Informatics Tools and Methods for Streamlining Manual Business Processes: Lessons Learned from the Implementation of the New Washington State Disease Reporting System (WDRS)

Tuesday, June 21, 2016: 4:00 PM
Tubughnenq' 3, Dena'ina Convention Center
Patric Prado , Washington State Department of Health, Shoreline, WA
BACKGROUND:  

The implementation of a replacement Washington state Disease Reporting System (WDRS) presents an opportunity to reevaluate businesses processes and practices around health information and sharing.  In doing so, biomedical informatics methods and tools can be used to streamline business flows in order to decrease workload, prevent duplicate data entry, and automate repetitive tasks.  

METHODS:  

WDRS implementation provided many opportunities to interact with subject matter experts (SMEs) concerning ongoing business processes for capturing and sharing health information as well as harmonization of existing collected information.  Particular business processes were chosen for potential informatics solutions through specific criteria: 1) Does an already developed, extensible solution already exist, 2) Can the solution work within our IT infrastructure 3) What amount of workload can the solution save.  Two processes were noted which currently required double data entry: investigation outbreak information collected on paper forms and then reentered onto DOH spreadsheets for analysis and the manual entry of lab information into our current system from faxed lab reports.  As WDRS accepts roster imports, the end output of any solution would require table formatted data.  A third process involved the harmonization of existing clinical and risk-factor data so that information can be shared within WDRS to streamline reporting and analytical functions (for example, case-control studies).  This involved manual matching of similar terms that referred to the same clinical features/risk-factors across disease conditions.  

RESULTS:  

Among tested and implemented solutions were the use of adobe pdf forms, created easily from paper forms, which could contain information and output them into a table format.

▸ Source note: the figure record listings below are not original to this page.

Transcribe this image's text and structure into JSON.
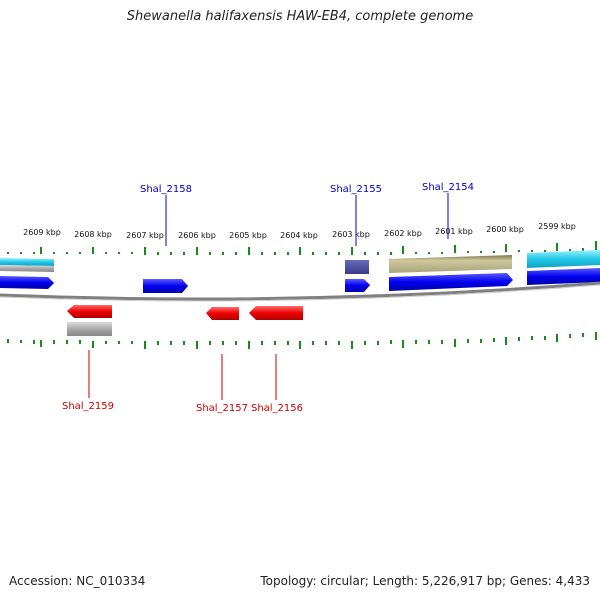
{
  "title": "Shewanella halifaxensis HAW-EB4, complete genome",
  "ruler": {
    "ticks": [
      "2609 kbp",
      "2608 kbp",
      "2607 kbp",
      "2606 kbp",
      "2605 kbp",
      "2604 kbp",
      "2603 kbp",
      "2602 kbp",
      "2601 kbp",
      "2600 kbp",
      "2599 kbp"
    ]
  },
  "genes": {
    "forward": [
      "Shal_2158",
      "Shal_2155",
      "Shal_2154"
    ],
    "reverse": [
      "Shal_2159",
      "Shal_2157",
      "Shal_2156"
    ]
  },
  "colors": {
    "forward_label": "#0000cc",
    "reverse_label": "#cc0000",
    "tick": "#1a8a1a",
    "cds_forward": "#0000ee",
    "cds_reverse": "#ee0000",
    "backbone": "#808080",
    "cyan_feature": "#22c8e8",
    "grey_feature": "#a8a8a8",
    "khaki_feature": "#b7b08a",
    "slate_feature": "#4a4aa0"
  },
  "footer": {
    "accession": "Accession: NC_010334",
    "summary": "Topology: circular; Length: 5,226,917 bp; Genes: 4,433"
  }
}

The forms could also contain logic (such as creating exposure date ranges from symptom onset date) written easily in Java.  For data harmonization, exact matches were automatically linked in a table format using the R SQL join and similar matches (referring to the same concept but using different terminology) were found using the Unified Medical Language System (UMLS) Mesathesaurus.  A local version of google’s optical character recognition software (Tesseract) read results obtained from paper lab reports in R and the data were then output into table rows for upload.  

CONCLUSIONS:  

The application of these informatics methods and tools show how useful, extensible solutions are readily available, only needing recognition of potential problems and solutions to be implemented.  Having regular intervals of business process assessment may help shift the burden of public health work away from monotonous, work-intensive tasks and more towards supporting public health intervention and investigation work.